Le journal Le Monde titrait fin décembre 2015 que « 85% des Français seraient favorables à la déchéance de nationalité » 1. L’article nous apprend plus précisément qu’on trouve parmi eux aussi bien des citoyens proches des partis de droite et d’extrême droite que des sympathisants de gauche et d’extrême gauche. S’il n’est pas étonnant de constater cette position chez des individus plutôt politisés à droite et pour qui l’idée de patrie fait sens, il est en revanche plus surprenant de l’observer chez des individus de gauche qui ont, pour nombre d’entre eux, substitué l’idée d’une citoyenneté française et nationale à celle d’une citoyenneté humaine et mondiale. Paradoxalement, le concept de nationalité serait devenu obsolète et vide de sens mais on pourrait tout de même déchoir les individus qui n’en seraient pas dignes…
Dans l’absolu, il n’y a rien d’exceptionnel à ce qu’une législation sanctionnant lourdement les individus condamnés pour terrorisme soit mise en œuvre ; au contraire. Cependant, comme les débats politiques et médiatiques de ces dernières semaines l’ont mis en évidence, ce projet de loi sur la déchéance de nationalité tient davantage à sa symbolique qu’à son efficacité répressive. En effet, qui pourrait raisonnablement envisager qu’un individu projetant de se faire exploser au cœur de la Capitale craindrait qu’on lui fasse « sauter » sa nationalité ? Il va sans dire que cette mesure s’inscrit – comme la majorité des sujets de discussion médiatiques, politiques et sociétaux actuels – dans une perspective globale de normalisation et d’encadrement des relations entre Islam et République.
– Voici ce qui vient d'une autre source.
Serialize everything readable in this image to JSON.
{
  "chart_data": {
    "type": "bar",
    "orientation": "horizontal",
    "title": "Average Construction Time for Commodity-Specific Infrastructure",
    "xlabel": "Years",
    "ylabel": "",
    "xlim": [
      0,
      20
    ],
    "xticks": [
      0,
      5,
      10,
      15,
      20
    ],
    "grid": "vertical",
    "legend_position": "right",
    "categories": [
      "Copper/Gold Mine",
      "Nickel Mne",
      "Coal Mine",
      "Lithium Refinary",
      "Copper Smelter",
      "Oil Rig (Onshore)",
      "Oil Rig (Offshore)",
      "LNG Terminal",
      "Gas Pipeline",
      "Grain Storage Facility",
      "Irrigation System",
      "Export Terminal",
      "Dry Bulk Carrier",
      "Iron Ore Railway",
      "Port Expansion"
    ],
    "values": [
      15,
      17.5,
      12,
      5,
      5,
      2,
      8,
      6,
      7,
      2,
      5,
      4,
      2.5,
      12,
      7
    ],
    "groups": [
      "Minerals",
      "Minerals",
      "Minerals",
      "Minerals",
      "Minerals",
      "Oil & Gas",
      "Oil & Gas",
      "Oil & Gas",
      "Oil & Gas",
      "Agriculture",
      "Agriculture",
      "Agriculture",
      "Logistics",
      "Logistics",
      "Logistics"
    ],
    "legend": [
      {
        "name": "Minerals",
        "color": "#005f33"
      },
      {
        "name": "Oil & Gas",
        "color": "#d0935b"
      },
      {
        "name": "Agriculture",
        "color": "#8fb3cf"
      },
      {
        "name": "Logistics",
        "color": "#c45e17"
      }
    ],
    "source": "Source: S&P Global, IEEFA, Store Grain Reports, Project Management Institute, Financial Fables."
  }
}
Symboliquement, ce projet de loi véhicule deux idées fortes. Premièrement, il insinue qu’il est inconcevable qu’un citoyen français puisse porter gravement atteinte à la République et à sa population ; comme si des attaques commises à l’endroit de la Nation ne pouvaient pas provenir d’esprits entièrement français. Ce qui signifie en filigrane que le mal ne provient pas d’ici, il est extérieur à la France. Il ne peut pas avoir été, même en partie, engendré par le système républicain français. Pourtant, les frères Kouachi, Amedy Coulibaly et autres Mohamed Merah en sont bel et bien des produits. Deuxièmement, le projet de loi contient un message fondamental : il s’adresse à ceux qui, par leurs manières d’agir et de penser, ne suivent plus le chemin emprunté par le reste de la société. Car s’il est aisé de distinguer des terroristes qui se revendiquent comme tels et de leur ôter la nationalité après-coup, il est en revanche beaucoup plus difficile d’identifier ceux qui portent les germes de la radicalisation. Comme les perquisitions aléatoires dans le cadre de l’état d’urgence l’ont montré, la pression sociétale et le jeu de l’agenda politique rendent complexe la définition de critères pertinents : qu’est ce qu’un individu radicalisé ? A l’inverse, qu’est-ce qu’un esprit véritablement français ? De même, quelles sont les atteintes aux valeurs de la Nation qui sont susceptibles de mériter une déchéance de nationalité ? Si un esprit entièrement français ne peut attenter à la vie, à l’honneur et aux biens de ses concitoyens, il semblerait approprié de proposer un projet de loi qui déchoirait de leur nationalité les hommes politiques condamnés à moult reprises par la justice pour avoir ouvertement trahi la confiance des électeurs. Ce qui contribuerait par la même occasion à un réel renouvellement de la classe politique.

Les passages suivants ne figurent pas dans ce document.